Robert Cusick is a Stanford Lecturer and co-founder of the Applied Compassion Training program at Stanford University's Center for Compassion and Altruism Research & Education. He teaches compassion training at Stanford, UCSF, and Kaiser Permanente Medical Centers. Cusick is a student of Gil Fronsdal and ordained as a Buddhist monk in Burma under Pa Auk Sayadaw from 2003 to 2012. He provides grief counseling and bereavement support through Kara in Palo Alto, where he facilitates retreats for fathers grieving child loss. He serves on the Board of Directors of the Sati Center for Buddhist Studies. Robert Cusick is the Co- Founder & Director of the Applied Compassion Training (ACT) program offered through the Center for Compassion and Altruism Research & Education (CCARE) at Stanford University. He is a Stanford Lecturer and Certified Sr. Stanford Compassion Training Instructor and teaches at Stanford University, UCSF, Kaiser Permanente Medical Centers and in multiple other venues. He is a longtime meditator and student of Gil Fronsdal. As a former Buddhist monk, Robert ordained in Burma under the renowned meditation master, Ven. Pa Auk Sayadaw, and studied with him from 2003 - 2012. In addition to his teaching, Robert provides grief counseling and bereavement support for adults at Kara in Palo Alto, CA where he facilitates retreats for fathers grieving the loss or death of a child. Robert sits on the Board of Directors of the Sati Center for Buddhist Studies. Cusick teaches across several communities, including Insight Meditation Center, Insight Retreat Center. That work sits within early Buddhist teachings rooted in the Pali canon, and the recurring concerns of Cusick's teaching, ethical foundation, steady attention, and the slow softening of habitual reactivity, echo the older texts without sounding distant from a 21st-century practitioner's life. What stands out across Cusick's talks isn't a single technique but a steadying tone. Practice is treated as something built slowly, in ordinary life, with care. There's room for the difficulties practitioners actually bring into the room, grief, restlessness, the body's complaints, family obligations, and the encouragement is consistent without being pushy.

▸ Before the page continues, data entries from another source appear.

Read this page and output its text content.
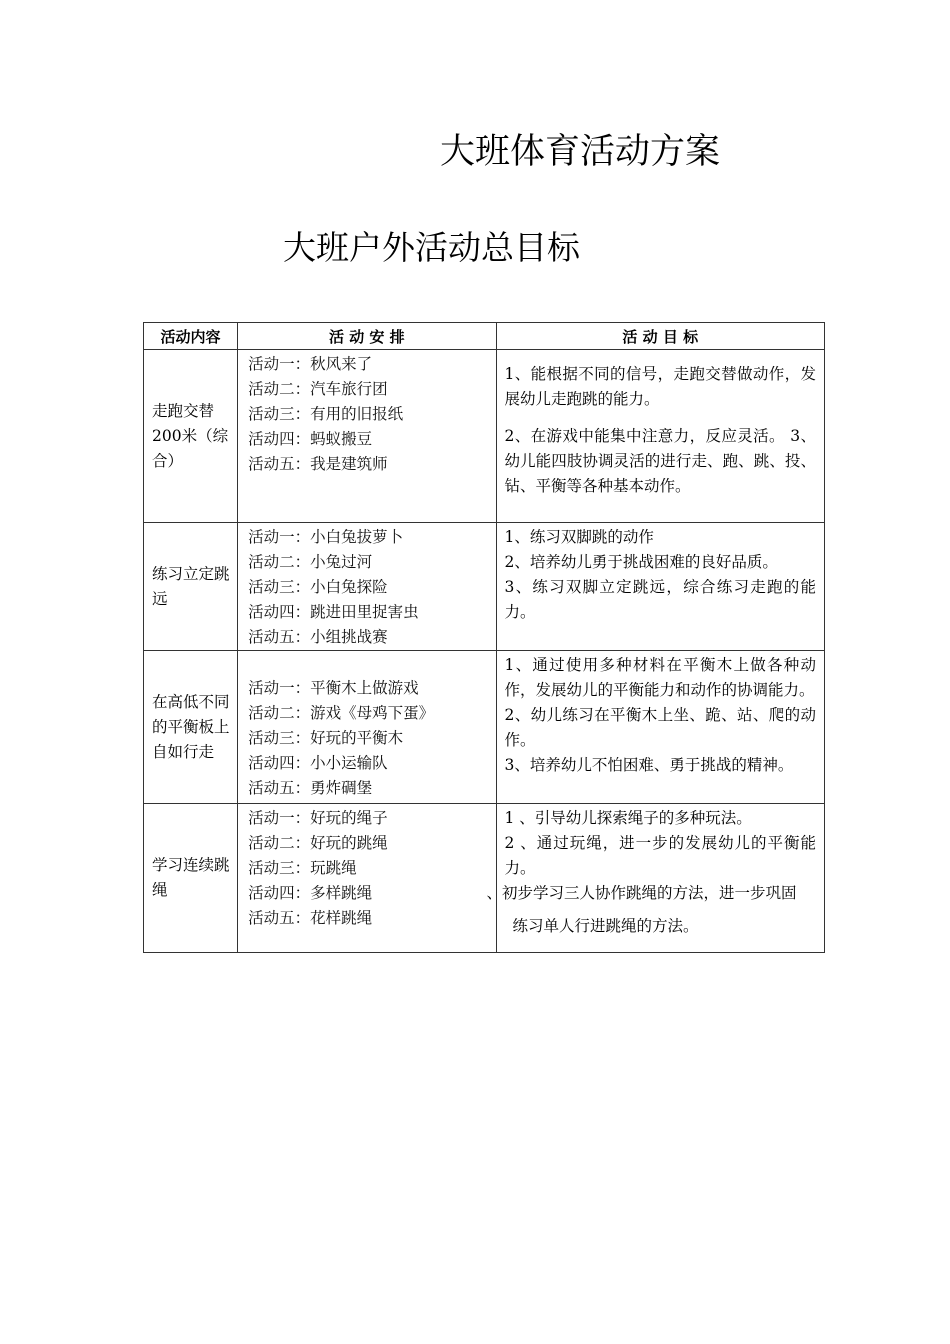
大班体育活动方案
大班户外活动总目标
活动内容	活 动 安 排	活 动 目 标
走跑交替200米（综合）	活动一：秋风来了
活动二：汽车旅行团
活动三：有用的旧报纸
活动四：蚂蚁搬豆
活动五：我是建筑师	1、能根据不同的信号，走跑交替做动作，发展幼儿走跑跳的能力。
2、在游戏中能集中注意力，反应灵活。 3、幼儿能四肢协调灵活的进行走、跑、跳、投、钻、平衡等各种基本动作。

练习立定跳远	活动一：小白兔拔萝卜
活动二：小兔过河
活动三：小白兔探险
活动四：跳进田里捉害虫
活动五：小组挑战赛	1、练习双脚跳的动作
2、培养幼儿勇于挑战困难的良好品质。
3、练习双脚立定跳远，综合练习走跑的能力。

在高低不同的平衡板上自如行走	活动一：平衡木上做游戏
活动二：游戏《母鸡下蛋》
活动三：好玩的平衡木
活动四：小小运输队
活动五：勇炸碉堡	1、通过使用多种材料在平衡木上做各种动作，发展幼儿的平衡能力和动作的协调能力。
2、幼儿练习在平衡木上坐、跪、站、爬的动作。
3、培养幼儿不怕困难、勇于挑战的精神。

学习连续跳绳	活动一：好玩的绳子
活动二：好玩的跳绳
活动三：玩跳绳
活动四：多样跳绳
活动五：花样跳绳	1 、引导幼儿探索绳子的多种玩法。
2 、通过玩绳，进一步的发展幼儿的平衡能力。
、初步学习三人协作跳绳的方法，进一步巩固
练习单人行进跳绳的方法。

Cusick teaches within early Buddhist teachings rooted in the Pali canon. Source notes mention training with Pa Auk Sayadaw. Current affiliations include Insight Meditation Center, Insight Retreat Center. The lineage shows up less in titles than in the way Cusick talks about practice, with steady reference to the older Buddhist vocabulary while keeping the door open for people who've never read a sutra. Whether that framing lands as monastic or lay depends on the specific talk, but the consistent thread is care for the form without letting the form become the point.
Sitting with Cusick, you can expect grounded instruction in mindfulness of breathing, with space to ask questions and bring whatever's actually showing up in your practice. On retreat the structure follows a classical rhythm of sittings, walking practice, and dharma talks, with silence held between sessions. The teaching voice is steady. Cusick won't push you past your edge, and there's a clear preference for slow, sustainable practice over breakthrough chasing. Bring a notebook if you like, or don't. Either way, you'll be met where you are.